In Statistics, the term "Samples" has a somewhat more restricted meaning. It is still a group of observations drawn from a population, but now only one variable is usually considered. For example, if this variable is numerical, then a "n observation sample" is just a collection of n numbers.
The sample is usually the only information about the underlying distribution at the statisticians's disposal. The sample will then "feed" tests that this distribution will be submitted to.
Tests often take several samples into account, for example if it is needed to decide whether they were drawn from identical or different distributions. It is then necessary to make a distinction between "Independent samples" and "Matched samples". These important concepts are detailed here.
Another name for "cluster analysis", "clustering", or "unsupervised classification".
Separability (of classes)
1) Two classes C1
and C2 are said to be separable if they don't overlap.
In such a situation, there could be a clear cut boundary between the two classes,
with all the points in C1 on one side of the frontier, and all the
points in C2 on the other side. This very academic
notion would allow constructing a perfect, non probabilistic classifier, but
is hardly ever met in practice (See "Classification").

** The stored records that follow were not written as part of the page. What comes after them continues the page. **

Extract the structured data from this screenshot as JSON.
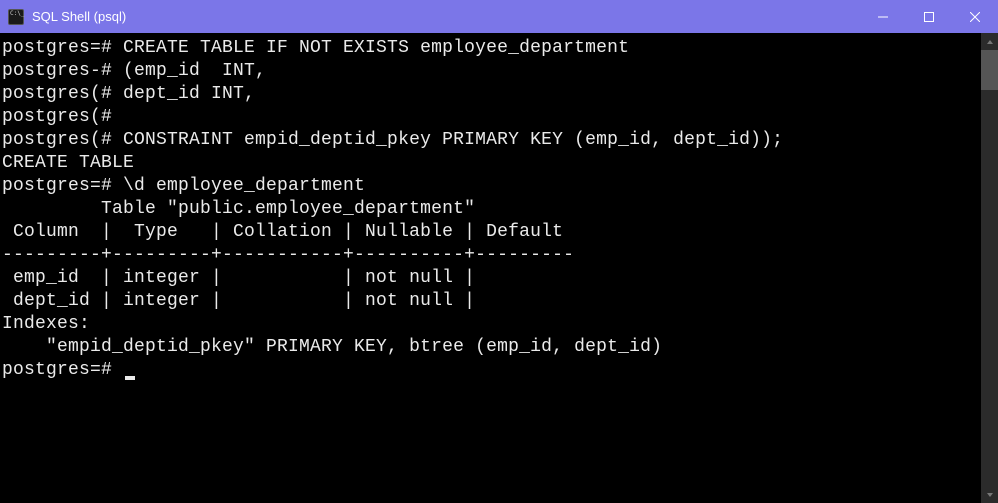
{
  "window": {
    "title": "SQL Shell (psql)"
  },
  "terminal": {
    "lines": [
      "postgres=# CREATE TABLE IF NOT EXISTS employee_department",
      "postgres-# (emp_id  INT,",
      "postgres(# dept_id INT,",
      "postgres(#",
      "postgres(# CONSTRAINT empid_deptid_pkey PRIMARY KEY (emp_id, dept_id));",
      "CREATE TABLE",
      "postgres=# \\d employee_department",
      "         Table \"public.employee_department\"",
      " Column  |  Type   | Collation | Nullable | Default",
      "---------+---------+-----------+----------+---------",
      " emp_id  | integer |           | not null |",
      " dept_id | integer |           | not null |",
      "Indexes:",
      "    \"empid_deptid_pkey\" PRIMARY KEY, btree (emp_id, dept_id)",
      "",
      "",
      "postgres=# "
    ]
  }
}
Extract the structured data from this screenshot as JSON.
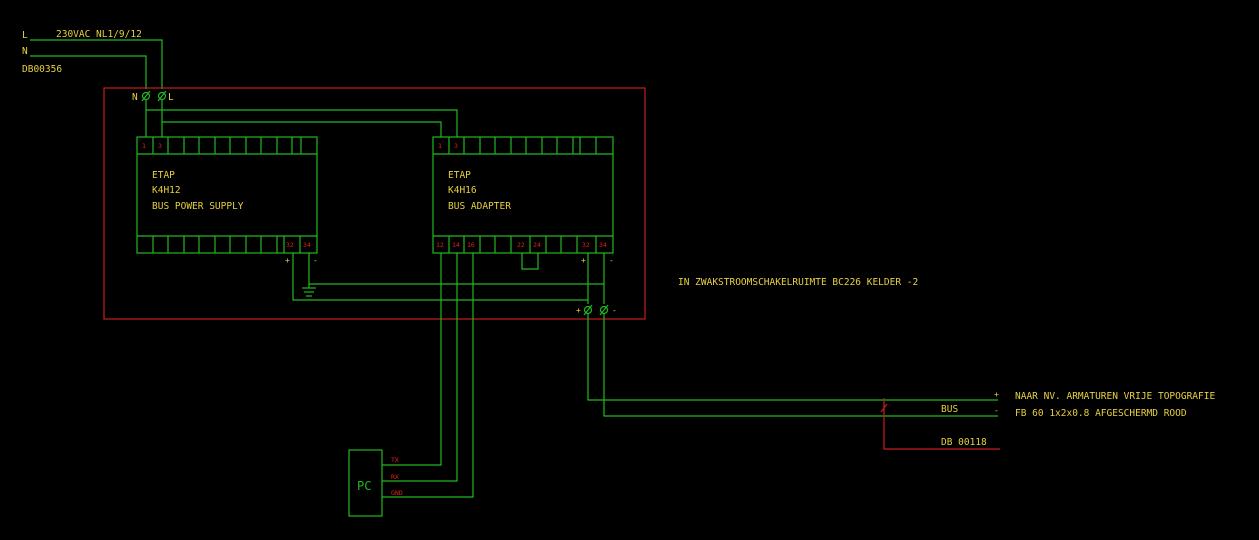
{
  "supply": {
    "line": "L",
    "neutral": "N",
    "voltage": "230VAC NL1/9/12",
    "db": "DB00356",
    "terminal_n": "N",
    "terminal_l": "L"
  },
  "psu": {
    "brand": "ETAP",
    "model": "K4H12",
    "name": "BUS POWER SUPPLY",
    "top_pins": [
      "1",
      "3"
    ],
    "bottom_pins": [
      "32",
      "34"
    ],
    "plus": "+",
    "minus": "-"
  },
  "adapter": {
    "brand": "ETAP",
    "model": "K4H16",
    "name": "BUS ADAPTER",
    "top_pins": [
      "1",
      "3"
    ],
    "bottom_pins": [
      "12",
      "14",
      "16",
      "22",
      "24",
      "32",
      "34"
    ],
    "plus": "+",
    "minus": "-"
  },
  "enclosure_note": "IN ZWAKSTROOMSCHAKELRUIMTE BC226 KELDER -2",
  "bus_terminal": {
    "plus": "+",
    "minus": "-"
  },
  "pc": {
    "label": "PC",
    "tx": "TX",
    "rx": "RX",
    "gnd": "GND"
  },
  "output": {
    "plus": "+",
    "minus": "-",
    "bus": "BUS",
    "line1": "NAAR NV. ARMATUREN VRIJE TOPOGRAFIE",
    "line2": "FB 60 1x2x0.8 AFGESCHERMD ROOD",
    "db": "DB 00118"
  },
  "colors": {
    "wire": "#22b822",
    "frame": "#c81e1e",
    "text": "#e6d040",
    "pin": "#e02020",
    "background": "#000000"
  }
}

2) Several classes are linearly separable if each class can be separated from all the other classes by a linear boundary (a line in the plane, a plane in space etc...). This situation is even less realistic than simple separability.
Then why worry about separability if the concept is so irrealistic ? It's because some weaker form of separability may happen in practice. It may be that one the classes has a linear (or nearly linear) best boundary between itself and the set of the other classes. We say "best'" instead of "perfect" to stay realistic. Call C1 the class that is nearly linearly separated from all the others. Then classification may be accomplished in two setps :
1) First, build a linear classifier that will separate C1 from the rest of the other classes. This classifier will tell you if an observation belongs to C1 or not.
2) Then build a second classifier that will disciminate among classes other than C1 . If the observation does not belong to C1 , the this second classifier will tell you which class it belongs to.
Why bother with two classifiers instead of one ? For
two reasons :
1) The first classifier is
linear (in the variables),
and therefore simple and insightful.
2) Suppose there were N classes to start with. Then the second classifier has now to discriminate between N-1 classes only, a much simpler task than discriminating between N classes.
Note also that the same approach may be envisioned for the remaining N-1 classes.
This "Divide and conquer" strategy may be attempted even if no class is linearly separable from the others. As a matter of fact, there are quite a few approaches that replace one big classification problem with several smaller ones. With a bit of maths, it is even possible to keep the global classifier probabilitic, and even get better results than with a single classifier.